Coinbase moved to compel arbitration based on its user agreement but was denied by the trial court. The court ruled that since the plaintiffs sought public injunctive relief—aimed at benefiting the general public rather than just themselves—the claims were not subject to arbitration. "Here, the complaint plainly shows that plaintiffs are only seeking public injunctive relief," noted the trial court judge. The ruling emphasized that the requested injunctions were designed to prevent future harm to consumers at large rather than address individual grievances.

The plaintiffs' complaint specifically alleges that Coinbase misled consumers about its security measures through various forms of advertising. They argue that these misrepresentations enticed users into creating accounts and depositing funds with Coinbase under false pretenses. "If Coinbase is permitted to continue its deceptive and misleading practices," states the complaint, "members of the public will suffer irreparable injuries beyond losing substantial sums of money." The plaintiffs seek an injunction prohibiting Coinbase from continuing these alleged deceptive practices.

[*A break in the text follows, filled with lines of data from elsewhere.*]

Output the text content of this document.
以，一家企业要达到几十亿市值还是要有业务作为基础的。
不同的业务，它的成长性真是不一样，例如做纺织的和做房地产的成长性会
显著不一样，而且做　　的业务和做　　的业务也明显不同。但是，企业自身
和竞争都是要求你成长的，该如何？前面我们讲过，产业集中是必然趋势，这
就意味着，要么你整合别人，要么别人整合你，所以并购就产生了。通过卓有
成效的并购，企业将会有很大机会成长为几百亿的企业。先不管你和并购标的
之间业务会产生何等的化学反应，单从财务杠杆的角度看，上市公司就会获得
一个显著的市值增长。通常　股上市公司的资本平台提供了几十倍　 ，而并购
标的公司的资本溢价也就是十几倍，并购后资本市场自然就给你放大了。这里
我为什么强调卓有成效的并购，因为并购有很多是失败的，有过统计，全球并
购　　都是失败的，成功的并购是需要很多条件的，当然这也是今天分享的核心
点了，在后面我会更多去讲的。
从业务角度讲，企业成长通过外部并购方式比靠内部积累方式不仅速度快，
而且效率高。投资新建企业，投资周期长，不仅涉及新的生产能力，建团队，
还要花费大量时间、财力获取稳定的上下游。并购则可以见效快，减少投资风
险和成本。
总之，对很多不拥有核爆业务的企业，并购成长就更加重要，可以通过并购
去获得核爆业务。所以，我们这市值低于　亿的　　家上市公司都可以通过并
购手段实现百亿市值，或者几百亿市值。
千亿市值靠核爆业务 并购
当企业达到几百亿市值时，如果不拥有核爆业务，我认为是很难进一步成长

On appeal, Coinbase contended that the claims should be arbitrated because they sought private injunctive relief for existing customers rather than public relief for all consumers. However, this argument was rejected by both lower courts and appellate courts which have consistently held that such claims are aimed at protecting broader consumer interests.

Representing the plaintiffs are attorneys specializing in consumer protection law who argue that their clients’ experiences highlight systemic issues within Coinbase’s operations affecting all users. The case is being heard by Judge Petrou with Judges Tucher and Fujisaki concurring on Case ID A167779/Kramer et al., v. Coinbase Inc., et al.